Wat zijn de implicaties voor de uitvoering van de sociale last? De al afgesloten overeenkomsten – zowel de overeenkomsten afgesloten met de sociale woonorganisaties als die afgesloten met de sociale kopers – blijven gelden. Op dat vlak stellen er zich geen problemen. Via een dading kunnen de lasten nog worden uitgevoerd. Dat kan, maar moet niet. Nogal wat bouwfirma’s uit de privé hebben laten weten dat zij erg tevreden zijn dat zij in economisch moeilijke tijden sociale woningen mogen bouwen. Via een dading kan dit dus nog altijd.
Hetzelfde geldt ook voor de verkoop van gronden aan sociale woonorganisaties: als de koop al is afgesloten, blijft die geldig; als de last nog moet worden uitgevoerd, dan kan men nog altijd op vrijwillige basis een verkoopsovereenkomst afsluiten. Voor de verhuur van woningen door sociale verhuurkantoren geldt hetzelfde: als het is gebeurd, dan blijft de overeenkomst geldig; wat de toekomst betreft, kan het, maar moet het niet meer.
Wat de storting van de sociale bijdragen aan de gemeenten betreft, is het zo dat de bijdragen bij het Vlaamse Gewest kunnen worden teruggevorderd. Vanzelfsprekend kunnen in de toekomst de gemeenten daarop geen aanspraak meer maken. In elk geval moet u zich dus niet verwachten aan een koude douche: men zal die bijdragen niet aan de gemeenten terugvragen.
De gemeentelijke reglementen over sociaal wonen moeten zo snel mogelijk worden ingetrokken. Zij zijn immers niet wettig meer, maar zij zijn evenmin automatisch vernietigd. Over het verlaagde btw-tarief wordt volgende week overlegd met de federale administratie. Er zijn immers nog andere mogelijkheden, zowel in het KB als in het Wetboek der registratie-, hypotheek- en griffierechten, om het verlaagde btw-tarief te blijven toestaan. Men zal overleggen om na te gaan of daarover eenzelfde visie kan worden gehandhaafd.
Beleidsinitiatieven om een en ander te repareren, hebben betrekking op het besluit en op het decreet. Het besluit zal uiterlijk volgende week naar de Inspectie van Financiën gaan. Dat is erg snel. Een eventuele decretale aanpassing kan wanneer de meerderheid daartoe bereid is. Volgende week zal ik daarover overleggen met volksvertegenwoordigers van de meerderheid. Zowel de administratie als ikzelf staan klaar om in dat geval mee te werken. Dat lijkt me een zinvolle aanpak. Het Vlaams Parlement heeft in een motie duidelijk gemaakt dat er in dat verband moet worden overlegd met de privéactoren, en dat zal ook gebeuren.
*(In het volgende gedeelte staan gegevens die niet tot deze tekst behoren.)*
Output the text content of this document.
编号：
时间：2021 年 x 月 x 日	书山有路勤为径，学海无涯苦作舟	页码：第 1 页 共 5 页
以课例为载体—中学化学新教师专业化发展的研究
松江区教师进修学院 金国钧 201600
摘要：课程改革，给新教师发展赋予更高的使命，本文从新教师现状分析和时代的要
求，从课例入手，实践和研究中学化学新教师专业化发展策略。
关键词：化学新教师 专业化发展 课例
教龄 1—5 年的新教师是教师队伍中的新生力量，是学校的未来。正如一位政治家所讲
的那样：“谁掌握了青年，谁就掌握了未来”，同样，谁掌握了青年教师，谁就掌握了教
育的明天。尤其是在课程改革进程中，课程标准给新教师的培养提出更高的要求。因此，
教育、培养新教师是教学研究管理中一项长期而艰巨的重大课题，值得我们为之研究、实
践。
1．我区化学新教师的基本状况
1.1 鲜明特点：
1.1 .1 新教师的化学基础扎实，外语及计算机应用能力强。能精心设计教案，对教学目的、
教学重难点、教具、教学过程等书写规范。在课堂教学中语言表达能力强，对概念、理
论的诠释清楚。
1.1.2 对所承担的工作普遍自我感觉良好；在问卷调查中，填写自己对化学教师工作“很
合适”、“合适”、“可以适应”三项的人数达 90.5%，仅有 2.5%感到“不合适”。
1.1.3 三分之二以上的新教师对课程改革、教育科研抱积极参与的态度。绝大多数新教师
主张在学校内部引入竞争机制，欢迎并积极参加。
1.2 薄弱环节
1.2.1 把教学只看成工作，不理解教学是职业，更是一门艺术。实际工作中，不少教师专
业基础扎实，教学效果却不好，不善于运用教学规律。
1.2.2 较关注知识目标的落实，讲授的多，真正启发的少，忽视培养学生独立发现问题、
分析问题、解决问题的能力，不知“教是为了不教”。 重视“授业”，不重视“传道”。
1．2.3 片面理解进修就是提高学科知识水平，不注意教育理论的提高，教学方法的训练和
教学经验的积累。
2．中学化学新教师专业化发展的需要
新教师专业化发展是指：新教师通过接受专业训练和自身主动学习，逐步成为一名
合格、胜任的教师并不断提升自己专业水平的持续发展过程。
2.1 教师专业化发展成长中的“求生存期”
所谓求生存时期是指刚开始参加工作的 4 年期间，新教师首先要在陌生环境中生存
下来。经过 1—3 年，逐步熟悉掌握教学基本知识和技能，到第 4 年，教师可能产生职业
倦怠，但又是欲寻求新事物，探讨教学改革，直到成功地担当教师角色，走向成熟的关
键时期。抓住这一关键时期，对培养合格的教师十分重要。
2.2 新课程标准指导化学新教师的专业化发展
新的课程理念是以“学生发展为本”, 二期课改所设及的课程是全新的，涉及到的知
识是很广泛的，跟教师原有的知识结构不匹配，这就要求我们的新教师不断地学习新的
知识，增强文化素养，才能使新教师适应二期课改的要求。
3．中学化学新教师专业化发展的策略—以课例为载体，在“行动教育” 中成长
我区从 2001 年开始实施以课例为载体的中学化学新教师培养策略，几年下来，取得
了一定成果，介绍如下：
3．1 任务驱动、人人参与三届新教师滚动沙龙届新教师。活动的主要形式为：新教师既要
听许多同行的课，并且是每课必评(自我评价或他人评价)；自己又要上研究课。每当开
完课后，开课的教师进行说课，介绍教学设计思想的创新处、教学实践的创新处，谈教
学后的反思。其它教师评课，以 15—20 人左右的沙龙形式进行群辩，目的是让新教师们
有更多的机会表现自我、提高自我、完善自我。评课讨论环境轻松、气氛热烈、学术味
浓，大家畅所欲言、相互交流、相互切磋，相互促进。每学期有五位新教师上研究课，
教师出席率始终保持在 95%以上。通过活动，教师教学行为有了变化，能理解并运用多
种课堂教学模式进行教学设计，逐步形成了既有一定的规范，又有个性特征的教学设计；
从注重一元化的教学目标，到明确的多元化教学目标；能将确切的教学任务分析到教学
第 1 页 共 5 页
De heer Ceyssens heeft het woord.
Minister, wij hebben inderdaad vastgesteld dat er op de website een eerste aanzet is gedaan tot informatie aan de gemeentebesturen. Ik stel tot mijn tevredenheid vast dat er een initiatief wordt genomen in de richting van de federale overheidsdienst. Ik had daar in december al op aangedrongen. We mogen niet vergeten dat gemeentebesturen niet allen een regierol spelen maar dat zij ook vaak informatiedrager zijn voor het Vlaamse Gewest. Ik pleit er dan ook voor om bijkomende informatie zo snel mogelijk te laten doorstromen naar de gemeenten zodat zij op dat vlak up-to-date blijven.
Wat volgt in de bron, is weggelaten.